I'm going to pass for now. It's been overwhelming with all the changes in such a short time. I'm still trying to set up my 401k properly. I haven't even looked at the HSA account yet. Trying to find providers that take my vision and dental insurance now. Fortunately, my doctor takes my new health insurance.
As for investments, since this is the first year I qualify for catch up contributions, I'm slowly upping my contributions monthly to max out again. I rather concentrate on that right now. The ESOP allows to invest up to 10% of your income after tax, and that would take a big chunk out for me. I could contribute 2%, but it's such a small amount that I'll leave it for now.

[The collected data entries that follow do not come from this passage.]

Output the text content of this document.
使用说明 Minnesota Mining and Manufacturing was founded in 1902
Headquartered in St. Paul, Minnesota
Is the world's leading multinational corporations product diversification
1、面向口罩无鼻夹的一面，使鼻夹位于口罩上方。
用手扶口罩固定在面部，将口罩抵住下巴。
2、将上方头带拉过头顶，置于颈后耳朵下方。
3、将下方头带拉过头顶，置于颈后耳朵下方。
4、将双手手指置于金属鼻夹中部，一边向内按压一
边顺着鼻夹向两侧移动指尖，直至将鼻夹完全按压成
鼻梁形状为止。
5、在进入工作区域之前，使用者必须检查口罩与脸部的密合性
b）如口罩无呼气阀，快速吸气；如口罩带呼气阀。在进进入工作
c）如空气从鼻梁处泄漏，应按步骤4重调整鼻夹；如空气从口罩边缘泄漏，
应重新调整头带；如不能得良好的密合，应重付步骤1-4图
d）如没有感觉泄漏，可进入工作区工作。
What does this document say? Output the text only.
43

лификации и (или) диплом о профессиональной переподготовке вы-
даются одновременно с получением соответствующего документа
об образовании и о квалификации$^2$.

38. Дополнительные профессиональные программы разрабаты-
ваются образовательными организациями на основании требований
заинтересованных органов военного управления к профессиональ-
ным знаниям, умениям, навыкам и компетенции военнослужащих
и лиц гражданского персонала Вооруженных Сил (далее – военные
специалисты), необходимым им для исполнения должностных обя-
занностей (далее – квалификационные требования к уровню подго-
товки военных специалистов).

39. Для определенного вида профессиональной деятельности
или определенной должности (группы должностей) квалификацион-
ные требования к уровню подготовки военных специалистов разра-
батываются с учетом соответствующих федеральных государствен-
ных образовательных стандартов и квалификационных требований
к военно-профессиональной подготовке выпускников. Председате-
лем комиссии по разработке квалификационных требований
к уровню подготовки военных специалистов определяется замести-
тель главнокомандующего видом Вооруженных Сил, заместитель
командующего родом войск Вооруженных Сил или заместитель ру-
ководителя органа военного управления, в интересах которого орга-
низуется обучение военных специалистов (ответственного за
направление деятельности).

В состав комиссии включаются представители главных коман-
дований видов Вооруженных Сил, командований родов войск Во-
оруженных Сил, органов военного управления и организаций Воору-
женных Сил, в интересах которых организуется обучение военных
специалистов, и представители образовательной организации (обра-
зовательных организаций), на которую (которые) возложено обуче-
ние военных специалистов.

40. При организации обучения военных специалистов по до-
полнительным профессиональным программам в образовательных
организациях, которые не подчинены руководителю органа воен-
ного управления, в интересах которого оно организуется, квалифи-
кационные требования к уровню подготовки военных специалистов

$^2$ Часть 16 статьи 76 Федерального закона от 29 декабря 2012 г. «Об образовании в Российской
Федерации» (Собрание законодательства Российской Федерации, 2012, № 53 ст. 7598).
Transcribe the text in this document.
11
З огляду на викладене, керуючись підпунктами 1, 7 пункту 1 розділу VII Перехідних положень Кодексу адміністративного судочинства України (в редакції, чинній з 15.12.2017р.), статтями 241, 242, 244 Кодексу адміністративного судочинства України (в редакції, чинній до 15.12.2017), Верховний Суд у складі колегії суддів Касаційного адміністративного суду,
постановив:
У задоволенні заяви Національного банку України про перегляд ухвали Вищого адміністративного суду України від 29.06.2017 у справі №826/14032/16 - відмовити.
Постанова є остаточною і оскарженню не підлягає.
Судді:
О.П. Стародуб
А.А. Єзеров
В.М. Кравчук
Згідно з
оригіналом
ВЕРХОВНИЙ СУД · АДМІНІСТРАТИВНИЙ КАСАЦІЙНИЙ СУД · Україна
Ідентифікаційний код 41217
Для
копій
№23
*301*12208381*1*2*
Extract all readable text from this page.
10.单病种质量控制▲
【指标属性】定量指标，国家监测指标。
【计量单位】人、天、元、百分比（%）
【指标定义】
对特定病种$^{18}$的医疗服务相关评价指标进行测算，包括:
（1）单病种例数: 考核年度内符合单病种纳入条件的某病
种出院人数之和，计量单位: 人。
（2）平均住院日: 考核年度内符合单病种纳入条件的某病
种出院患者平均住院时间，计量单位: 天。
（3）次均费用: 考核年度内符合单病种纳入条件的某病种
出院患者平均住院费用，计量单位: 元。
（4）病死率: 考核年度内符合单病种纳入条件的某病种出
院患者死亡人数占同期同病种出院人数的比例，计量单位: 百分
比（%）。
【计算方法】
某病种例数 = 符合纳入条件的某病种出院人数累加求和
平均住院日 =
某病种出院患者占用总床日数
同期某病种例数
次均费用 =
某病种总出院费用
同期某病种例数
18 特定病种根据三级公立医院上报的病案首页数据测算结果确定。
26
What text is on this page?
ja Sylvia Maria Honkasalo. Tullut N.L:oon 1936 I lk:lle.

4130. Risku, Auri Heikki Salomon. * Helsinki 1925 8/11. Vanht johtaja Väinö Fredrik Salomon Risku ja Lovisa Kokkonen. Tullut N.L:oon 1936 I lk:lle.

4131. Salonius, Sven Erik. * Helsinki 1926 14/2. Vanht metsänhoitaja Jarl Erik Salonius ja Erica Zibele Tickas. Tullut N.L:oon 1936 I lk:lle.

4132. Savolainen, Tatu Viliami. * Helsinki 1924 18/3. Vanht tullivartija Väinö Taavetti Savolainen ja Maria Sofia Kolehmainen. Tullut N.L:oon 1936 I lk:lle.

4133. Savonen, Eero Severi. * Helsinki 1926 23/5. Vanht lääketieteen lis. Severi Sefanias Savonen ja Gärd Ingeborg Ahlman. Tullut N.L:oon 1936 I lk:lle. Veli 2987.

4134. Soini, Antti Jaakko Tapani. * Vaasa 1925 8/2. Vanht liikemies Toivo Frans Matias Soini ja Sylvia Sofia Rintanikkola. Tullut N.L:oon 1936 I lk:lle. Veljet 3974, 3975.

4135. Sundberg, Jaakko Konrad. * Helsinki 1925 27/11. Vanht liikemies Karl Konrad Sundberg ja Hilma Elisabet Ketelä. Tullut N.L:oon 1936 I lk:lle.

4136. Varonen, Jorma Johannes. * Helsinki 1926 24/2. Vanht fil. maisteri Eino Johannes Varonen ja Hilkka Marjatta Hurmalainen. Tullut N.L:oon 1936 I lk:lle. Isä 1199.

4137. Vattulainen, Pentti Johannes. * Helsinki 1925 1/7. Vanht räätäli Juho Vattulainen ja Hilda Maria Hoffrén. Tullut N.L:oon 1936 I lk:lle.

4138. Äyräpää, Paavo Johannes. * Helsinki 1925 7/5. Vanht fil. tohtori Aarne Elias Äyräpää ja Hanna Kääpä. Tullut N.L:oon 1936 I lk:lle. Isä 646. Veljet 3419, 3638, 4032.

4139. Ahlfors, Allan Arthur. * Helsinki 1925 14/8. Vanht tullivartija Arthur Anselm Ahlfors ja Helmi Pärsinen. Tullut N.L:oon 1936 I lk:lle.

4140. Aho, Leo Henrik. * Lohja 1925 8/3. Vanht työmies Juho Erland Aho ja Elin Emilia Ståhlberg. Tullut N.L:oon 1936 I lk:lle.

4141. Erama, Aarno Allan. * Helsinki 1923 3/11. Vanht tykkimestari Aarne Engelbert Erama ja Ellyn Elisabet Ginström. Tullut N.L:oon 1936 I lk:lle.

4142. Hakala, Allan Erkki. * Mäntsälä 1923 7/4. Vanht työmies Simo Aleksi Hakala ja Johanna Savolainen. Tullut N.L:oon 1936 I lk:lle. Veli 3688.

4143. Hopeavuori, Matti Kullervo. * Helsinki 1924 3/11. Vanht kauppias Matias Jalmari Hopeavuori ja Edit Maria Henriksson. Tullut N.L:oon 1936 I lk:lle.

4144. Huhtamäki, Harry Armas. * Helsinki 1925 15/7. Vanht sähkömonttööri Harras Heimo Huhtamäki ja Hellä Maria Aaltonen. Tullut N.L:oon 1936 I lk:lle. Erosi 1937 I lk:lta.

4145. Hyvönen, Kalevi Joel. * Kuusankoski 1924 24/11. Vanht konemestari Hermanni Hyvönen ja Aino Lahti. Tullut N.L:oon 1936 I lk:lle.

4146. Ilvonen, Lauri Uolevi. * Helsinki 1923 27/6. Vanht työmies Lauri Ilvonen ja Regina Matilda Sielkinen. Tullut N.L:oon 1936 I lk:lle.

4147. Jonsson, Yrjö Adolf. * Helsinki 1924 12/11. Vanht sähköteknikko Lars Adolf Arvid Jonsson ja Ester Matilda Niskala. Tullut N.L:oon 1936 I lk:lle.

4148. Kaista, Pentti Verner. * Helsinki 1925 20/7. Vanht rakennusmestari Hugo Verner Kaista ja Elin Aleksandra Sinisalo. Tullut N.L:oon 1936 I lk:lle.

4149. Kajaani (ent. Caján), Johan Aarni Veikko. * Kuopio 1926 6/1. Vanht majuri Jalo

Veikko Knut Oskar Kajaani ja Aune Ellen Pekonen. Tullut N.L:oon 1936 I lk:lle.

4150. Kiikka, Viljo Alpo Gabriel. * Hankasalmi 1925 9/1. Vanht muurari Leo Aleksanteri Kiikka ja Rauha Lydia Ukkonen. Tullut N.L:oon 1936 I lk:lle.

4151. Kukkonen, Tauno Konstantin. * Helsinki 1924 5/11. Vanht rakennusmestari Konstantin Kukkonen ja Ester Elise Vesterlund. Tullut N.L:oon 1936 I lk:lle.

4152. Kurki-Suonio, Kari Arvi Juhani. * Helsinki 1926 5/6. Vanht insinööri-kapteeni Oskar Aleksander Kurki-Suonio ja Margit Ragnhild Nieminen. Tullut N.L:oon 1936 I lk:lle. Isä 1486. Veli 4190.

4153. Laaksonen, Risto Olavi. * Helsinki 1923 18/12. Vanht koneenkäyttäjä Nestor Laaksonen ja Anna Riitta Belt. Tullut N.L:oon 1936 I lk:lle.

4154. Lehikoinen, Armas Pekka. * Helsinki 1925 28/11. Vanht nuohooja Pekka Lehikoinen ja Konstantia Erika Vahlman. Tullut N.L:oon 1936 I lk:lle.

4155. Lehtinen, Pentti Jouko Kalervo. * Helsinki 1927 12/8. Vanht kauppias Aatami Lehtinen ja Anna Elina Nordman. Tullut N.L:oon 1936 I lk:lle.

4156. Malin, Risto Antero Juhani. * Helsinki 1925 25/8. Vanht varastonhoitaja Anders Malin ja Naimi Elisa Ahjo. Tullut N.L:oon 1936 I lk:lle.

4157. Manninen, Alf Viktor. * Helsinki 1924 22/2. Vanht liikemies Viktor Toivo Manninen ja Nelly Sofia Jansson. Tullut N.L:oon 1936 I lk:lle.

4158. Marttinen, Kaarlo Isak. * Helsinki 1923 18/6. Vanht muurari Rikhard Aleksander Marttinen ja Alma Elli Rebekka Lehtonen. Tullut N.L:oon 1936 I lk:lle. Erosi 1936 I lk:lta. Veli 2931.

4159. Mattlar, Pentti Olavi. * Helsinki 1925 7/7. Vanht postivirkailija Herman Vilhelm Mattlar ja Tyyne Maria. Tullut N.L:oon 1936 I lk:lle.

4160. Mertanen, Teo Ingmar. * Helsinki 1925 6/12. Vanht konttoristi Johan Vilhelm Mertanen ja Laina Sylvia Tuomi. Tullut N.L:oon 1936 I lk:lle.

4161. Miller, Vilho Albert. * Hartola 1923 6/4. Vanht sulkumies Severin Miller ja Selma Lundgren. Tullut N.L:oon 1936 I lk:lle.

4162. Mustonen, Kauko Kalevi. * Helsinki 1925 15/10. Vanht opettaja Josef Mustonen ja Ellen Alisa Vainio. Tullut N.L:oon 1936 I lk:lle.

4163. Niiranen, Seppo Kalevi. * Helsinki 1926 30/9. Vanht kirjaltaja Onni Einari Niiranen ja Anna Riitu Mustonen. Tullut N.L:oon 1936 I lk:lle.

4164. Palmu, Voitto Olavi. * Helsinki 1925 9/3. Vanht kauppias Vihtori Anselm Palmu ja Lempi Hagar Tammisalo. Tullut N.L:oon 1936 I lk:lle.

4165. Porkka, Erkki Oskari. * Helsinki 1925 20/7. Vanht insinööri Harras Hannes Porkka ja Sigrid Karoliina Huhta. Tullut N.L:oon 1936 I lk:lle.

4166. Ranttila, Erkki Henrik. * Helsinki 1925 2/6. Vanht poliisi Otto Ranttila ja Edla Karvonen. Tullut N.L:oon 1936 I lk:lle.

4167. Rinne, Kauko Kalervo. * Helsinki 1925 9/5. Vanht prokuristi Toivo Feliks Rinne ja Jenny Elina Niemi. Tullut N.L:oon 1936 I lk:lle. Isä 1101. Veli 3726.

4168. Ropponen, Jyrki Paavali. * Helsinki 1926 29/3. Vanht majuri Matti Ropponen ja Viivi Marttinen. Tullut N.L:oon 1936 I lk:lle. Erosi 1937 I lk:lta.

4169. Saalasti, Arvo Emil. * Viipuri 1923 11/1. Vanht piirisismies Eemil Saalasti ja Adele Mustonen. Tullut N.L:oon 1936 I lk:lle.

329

Anyway, I can enroll every six months, so it's not like I'm missing a huge opportunity, considering how little I can invest and that I'll be opting out for just a six months period. In six months, I can decide again if I want to enroll. I want to do it, just feel I need a little more time to process everything.
|
|
alabamagal
Junior Associate
Joined: Dec 23, 2010 11:30:29 GMT -5
Posts: 8,118
|
Post by alabamagal on Jul 5, 2022 5:18:13 GMT -5
Hi Ava, I think it is fine to pass up this opportunity. A 10% discount on stock purchase is not a huge benefit, and just has to be weighed against potential losses due to stock price going down. Seems like most people who make out well are with small startup companies who are growing. You have to have a company doing well to get big benefits.
I have been “burned” with lost opportunity due to stock prices going down, both with large multinational companies. Most recent case was ESOP with a 50% discount (up to $1500 per year). I participated for 3 years, then when I was laid off, stock price and exchange rate were both low, and I had to sell within 3 months, I got out about the same amount I put in, si basically no benefit. Prior to that I worked for a big pharma company and we used to get stock options as bonuses, and stock prices were going up. Then stock crashed (in 2000) and a few years later I was laid off. With stock at its highest, I had over $100k of potential gains, when stock went down I had $0, and options were lost when I was laid off. Stock price was so bad that stock is only now reaching 2000 year high, so if I had stayed there the options would have been worthless anyway. In both examples, I didn’t really lose my investment, but examples of how stock prices have risk to your investment.
|
|
Ava
Senior Member
Joined: Jan 30, 2011 12:23:55 GMT -5
Posts: 4,176
|
ESOP
Jul 6, 2022 16:17:14 GMT -5
Post by Ava on Jul 6, 2022 16:17:14 GMT -5
alabamagalI was going to pass for now on the ESOP purchase, and start on it next year. But now I'm wondering if it's worth it. For me, 10% of my after-tax paycheck is huge, plus I'm maxing out retirement. I've always been very careful with money, and I continue to prioritize retirement saving & investment. But at this point in life, I want to enjoy part of my money now, instead of having another bucket to fill besides 401k and IRA. It's hard enough as it is. This is a huge, well established company, not a start up. Your comment is making me rethink the idea of participating in the ESOP next year.